Kenya’s health ministry has uncovered widespread fraud in the country’s new national health insurance system, the Social Health Authority (SHA), with authorities estimating losses of more than €71 million.
The funds were allegedly stolen, misused or obtained through fraudulent reimbursement claims submitted by hospitals and clinics nationwide, the ministry said.
The SHA was launched to replace the former National Hospital Insurance Fund (NHIF) as part of reforms aimed at expanding healthcare coverage and improving access to services.
However, within months of its rollout, the scheme has been hit by a credibility crisis after investigations linked hundreds of healthcare facilities to false claims.
Officials said probes uncovered fictitious medical procedures, inflated billing and the registration of “ghost patients”. Artificial intelligence systems flagged abnormal patterns, including one insured person listed with 381 dependants in Kwale County.

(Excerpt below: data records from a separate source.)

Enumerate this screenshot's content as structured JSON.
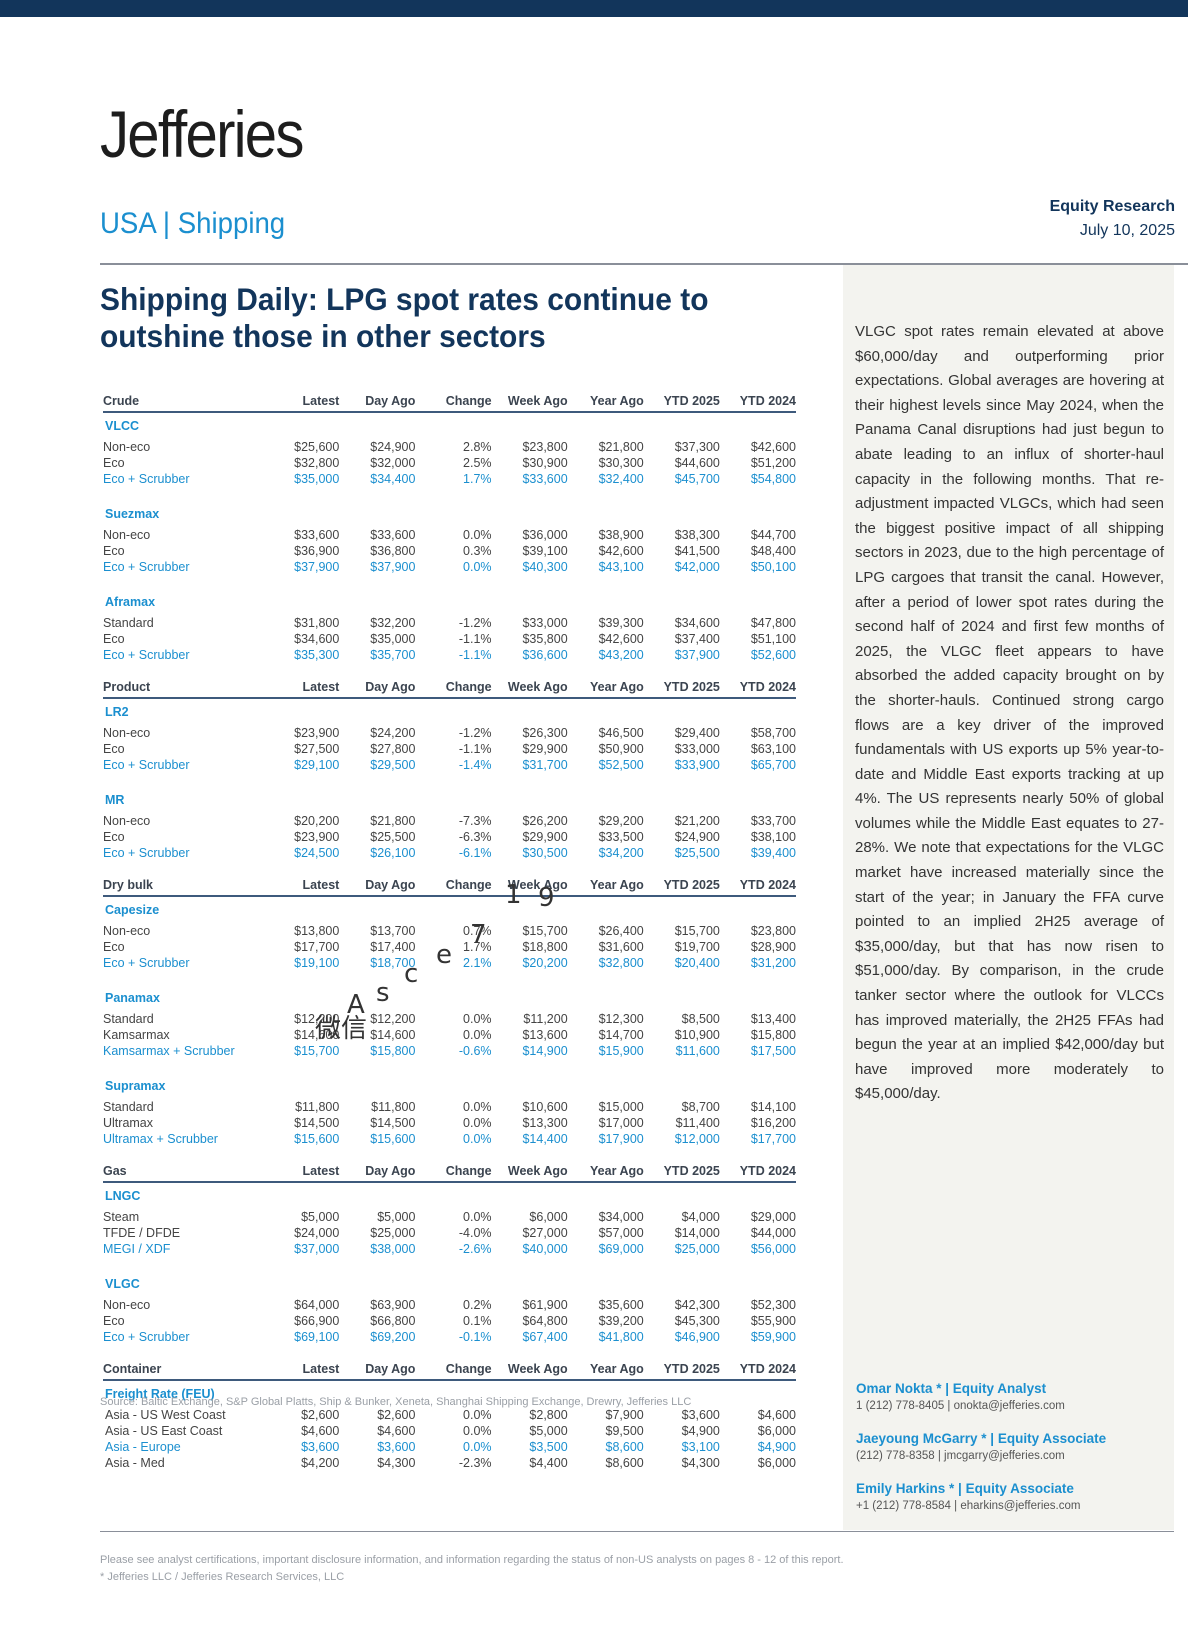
{
  "header": {
    "logo": "Jefferies",
    "sector": "USA | Shipping",
    "report_type": "Equity Research",
    "date": "July 10, 2025"
  },
  "title": "Shipping Daily: LPG spot rates continue to outshine those in other sectors",
  "columns": [
    "Latest",
    "Day Ago",
    "Change",
    "Week Ago",
    "Year Ago",
    "YTD 2025",
    "YTD 2024"
  ],
  "sections": [
    {
      "name": "Crude",
      "groups": [
        {
          "name": "VLCC",
          "rows": [
            {
              "label": "Non-eco",
              "values": [
                "$25,600",
                "$24,900",
                "2.8%",
                "$23,800",
                "$21,800",
                "$37,300",
                "$42,600"
              ]
            },
            {
              "label": "Eco",
              "values": [
                "$32,800",
                "$32,000",
                "2.5%",
                "$30,900",
                "$30,300",
                "$44,600",
                "$51,200"
              ]
            },
            {
              "label": "Eco + Scrubber",
              "scrubber": true,
              "values": [
                "$35,000",
                "$34,400",
                "1.7%",
                "$33,600",
                "$32,400",
                "$45,700",
                "$54,800"
              ]
            }
          ]
        },
        {
          "name": "Suezmax",
          "rows": [
            {
              "label": "Non-eco",
              "values": [
                "$33,600",
                "$33,600",
                "0.0%",
                "$36,000",
                "$38,900",
                "$38,300",
                "$44,700"
              ]
            },
            {
              "label": "Eco",
              "values": [
                "$36,900",
                "$36,800",
                "0.3%",
                "$39,100",
                "$42,600",
                "$41,500",
                "$48,400"
              ]
            },
            {
              "label": "Eco + Scrubber",
              "scrubber": true,
              "values": [
                "$37,900",
                "$37,900",
                "0.0%",
                "$40,300",
                "$43,100",
                "$42,000",
                "$50,100"
              ]
            }
          ]
        },
        {
          "name": "Aframax",
          "rows": [
            {
              "label": "Standard",
              "values": [
                "$31,800",
                "$32,200",
                "-1.2%",
                "$33,000",
                "$39,300",
                "$34,600",
                "$47,800"
              ]
            },
            {
              "label": "Eco",
              "values": [
                "$34,600",
                "$35,000",
                "-1.1%",
                "$35,800",
                "$42,600",
                "$37,400",
                "$51,100"
              ]
            },
            {
              "label": "Eco + Scrubber",
              "scrubber": true,
              "values": [
                "$35,300",
                "$35,700",
                "-1.1%",
                "$36,600",
                "$43,200",
                "$37,900",
                "$52,600"
              ]
            }
          ]
        }
      ]
    },
    {
      "name": "Product",
      "groups": [
        {
          "name": "LR2",
          "rows": [
            {
              "label": "Non-eco",
              "values": [
                "$23,900",
                "$24,200",
                "-1.2%",
                "$26,300",
                "$46,500",
                "$29,400",
                "$58,700"
              ]
            },
            {
              "label": "Eco",
              "values": [
                "$27,500",
                "$27,800",
                "-1.1%",
                "$29,900",
                "$50,900",
                "$33,000",
                "$63,100"
              ]
            },
            {
              "label": "Eco + Scrubber",
              "scrubber": true,
              "values": [
                "$29,100",
                "$29,500",
                "-1.4%",
                "$31,700",
                "$52,500",
                "$33,900",
                "$65,700"
              ]
            }
          ]
        },
        {
          "name": "MR",
          "rows": [
            {
              "label": "Non-eco",
              "values": [
                "$20,200",
                "$21,800",
                "-7.3%",
                "$26,200",
                "$29,200",
                "$21,200",
                "$33,700"
              ]
            },
            {
              "label": "Eco",
              "values": [
                "$23,900",
                "$25,500",
                "-6.3%",
                "$29,900",
                "$33,500",
                "$24,900",
                "$38,100"
              ]
            },
            {
              "label": "Eco + Scrubber",
              "scrubber": true,
              "values": [
                "$24,500",
                "$26,100",
                "-6.1%",
                "$30,500",
                "$34,200",
                "$25,500",
                "$39,400"
              ]
            }
          ]
        }
      ]
    },
    {
      "name": "Dry bulk",
      "groups": [
        {
          "name": "Capesize",
          "rows": [
            {
              "label": "Non-eco",
              "values": [
                "$13,800",
                "$13,700",
                "0.7%",
                "$15,700",
                "$26,400",
                "$15,700",
                "$23,800"
              ]
            },
            {
              "label": "Eco",
              "values": [
                "$17,700",
                "$17,400",
                "1.7%",
                "$18,800",
                "$31,600",
                "$19,700",
                "$28,900"
              ]
            },
            {
              "label": "Eco + Scrubber",
              "scrubber": true,
              "values": [
                "$19,100",
                "$18,700",
                "2.1%",
                "$20,200",
                "$32,800",
                "$20,400",
                "$31,200"
              ]
            }
          ]
        },
        {
          "name": "Panamax",
          "rows": [
            {
              "label": "Standard",
              "values": [
                "$12,200",
                "$12,200",
                "0.0%",
                "$11,200",
                "$12,300",
                "$8,500",
                "$13,400"
              ]
            },
            {
              "label": "Kamsarmax",
              "values": [
                "$14,600",
                "$14,600",
                "0.0%",
                "$13,600",
                "$14,700",
                "$10,900",
                "$15,800"
              ]
            },
            {
              "label": "Kamsarmax + Scrubber",
              "scrubber": true,
              "values": [
                "$15,700",
                "$15,800",
                "-0.6%",
                "$14,900",
                "$15,900",
                "$11,600",
                "$17,500"
              ]
            }
          ]
        },
        {
          "name": "Supramax",
          "rows": [
            {
              "label": "Standard",
              "values": [
                "$11,800",
                "$11,800",
                "0.0%",
                "$10,600",
                "$15,000",
                "$8,700",
                "$14,100"
              ]
            },
            {
              "label": "Ultramax",
              "values": [
                "$14,500",
                "$14,500",
                "0.0%",
                "$13,300",
                "$17,000",
                "$11,400",
                "$16,200"
              ]
            },
            {
              "label": "Ultramax + Scrubber",
              "scrubber": true,
              "values": [
                "$15,600",
                "$15,600",
                "0.0%",
                "$14,400",
                "$17,900",
                "$12,000",
                "$17,700"
              ]
            }
          ]
        }
      ]
    },
    {
      "name": "Gas",
      "groups": [
        {
          "name": "LNGC",
          "rows": [
            {
              "label": "Steam",
              "values": [
                "$5,000",
                "$5,000",
                "0.0%",
                "$6,000",
                "$34,000",
                "$4,000",
                "$29,000"
              ]
            },
            {
              "label": "TFDE / DFDE",
              "values": [
                "$24,000",
                "$25,000",
                "-4.0%",
                "$27,000",
                "$57,000",
                "$14,000",
                "$44,000"
              ]
            },
            {
              "label": "MEGI / XDF",
              "scrubber": true,
              "values": [
                "$37,000",
                "$38,000",
                "-2.6%",
                "$40,000",
                "$69,000",
                "$25,000",
                "$56,000"
              ]
            }
          ]
        },
        {
          "name": "VLGC",
          "rows": [
            {
              "label": "Non-eco",
              "values": [
                "$64,000",
                "$63,900",
                "0.2%",
                "$61,900",
                "$35,600",
                "$42,300",
                "$52,300"
              ]
            },
            {
              "label": "Eco",
              "values": [
                "$66,900",
                "$66,800",
                "0.1%",
                "$64,800",
                "$39,200",
                "$45,300",
                "$55,900"
              ]
            },
            {
              "label": "Eco + Scrubber",
              "scrubber": true,
              "values": [
                "$69,100",
                "$69,200",
                "-0.1%",
                "$67,400",
                "$41,800",
                "$46,900",
                "$59,900"
              ]
            }
          ]
        }
      ]
    },
    {
      "name": "Container",
      "groups": [
        {
          "name": "Freight Rate (FEU)",
          "rows": [
            {
              "label": "Asia - US West Coast",
              "values": [
                "$2,600",
                "$2,600",
                "0.0%",
                "$2,800",
                "$7,900",
                "$3,600",
                "$4,600"
              ]
            },
            {
              "label": "Asia - US East Coast",
              "values": [
                "$4,600",
                "$4,600",
                "0.0%",
                "$5,000",
                "$9,500",
                "$4,900",
                "$6,000"
              ]
            },
            {
              "label": "Asia - Europe",
              "scrubber": true,
              "values": [
                "$3,600",
                "$3,600",
                "0.0%",
                "$3,500",
                "$8,600",
                "$3,100",
                "$4,900"
              ]
            },
            {
              "label": "Asia - Med",
              "values": [
                "$4,200",
                "$4,300",
                "-2.3%",
                "$4,400",
                "$8,600",
                "$4,300",
                "$6,000"
              ]
            }
          ]
        }
      ]
    }
  ],
  "source": "Source: Baltic Exchange, S&P Global Platts, Ship & Bunker, Xeneta, Shanghai Shipping Exchange, Drewry, Jefferies LLC",
  "summary": "VLGC spot rates remain elevated at above $60,000/day and outperforming prior expectations. Global averages are hovering at their highest levels since May 2024, when the Panama Canal disruptions had just begun to abate leading to an influx of shorter-haul capacity in the following months. That re-adjustment impacted VLGCs, which had seen the biggest positive impact of all shipping sectors in 2023, due to the high percentage of LPG cargoes that transit the canal. However, after a period of lower spot rates during the second half of 2024 and first few months of 2025, the VLGC fleet appears to have absorbed the added capacity brought on by the shorter-hauls. Continued strong cargo flows are a key driver of the improved fundamentals with US exports up 5% year-to-date and Middle East exports tracking at up 4%. The US represents nearly 50% of global volumes while the Middle East equates to 27-28%. We note that expectations for the VLGC market have increased materially since the start of the year; in January the FFA curve pointed to an implied 2H25 average of $35,000/day, but that has now risen to $51,000/day. By comparison, in the crude tanker sector where the outlook for VLCCs has improved materially, the 2H25 FFAs had begun the year at an implied $42,000/day but have improved more moderately to $45,000/day.",
  "analysts": [
    {
      "name": "Omar Nokta *  | Equity Analyst",
      "contact": "1 (212) 778-8405 | onokta@jefferies.com"
    },
    {
      "name": "Jaeyoung McGarry *  | Equity Associate",
      "contact": "(212) 778-8358 | jmcgarry@jefferies.com"
    },
    {
      "name": "Emily Harkins *  | Equity Associate",
      "contact": "+1 (212) 778-8584 | eharkins@jefferies.com"
    }
  ],
  "footer": {
    "disclaimer": "Please see analyst certifications, important disclosure information, and information regarding the status of non-US analysts on pages  8 - 12 of this report.",
    "entities": "* Jefferies LLC / Jefferies Research Services, LLC"
  },
  "watermark": {
    "chars": [
      "1",
      "9",
      "7",
      "e",
      "c",
      "s",
      "A",
      "微信"
    ]
  }
}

As a result, more than 1,100 health facilities have been suspended or shut down, while criminal investigations are ongoing. Health Minister Aden Duale said enhanced audits had blocked irregular claims worth billions of shillings and warned that perpetrators would face prosecution.
In parliament, Nairobi legislator Esther Passaris called for greater transparency, saying the lost funds could have been used to improve hospital infrastructure, supply medicines and support healthcare workers.
The government said the Taifa Care programme, a central pillar of its universal health coverage policy, would continue, with tighter controls introduced to restore public confidence.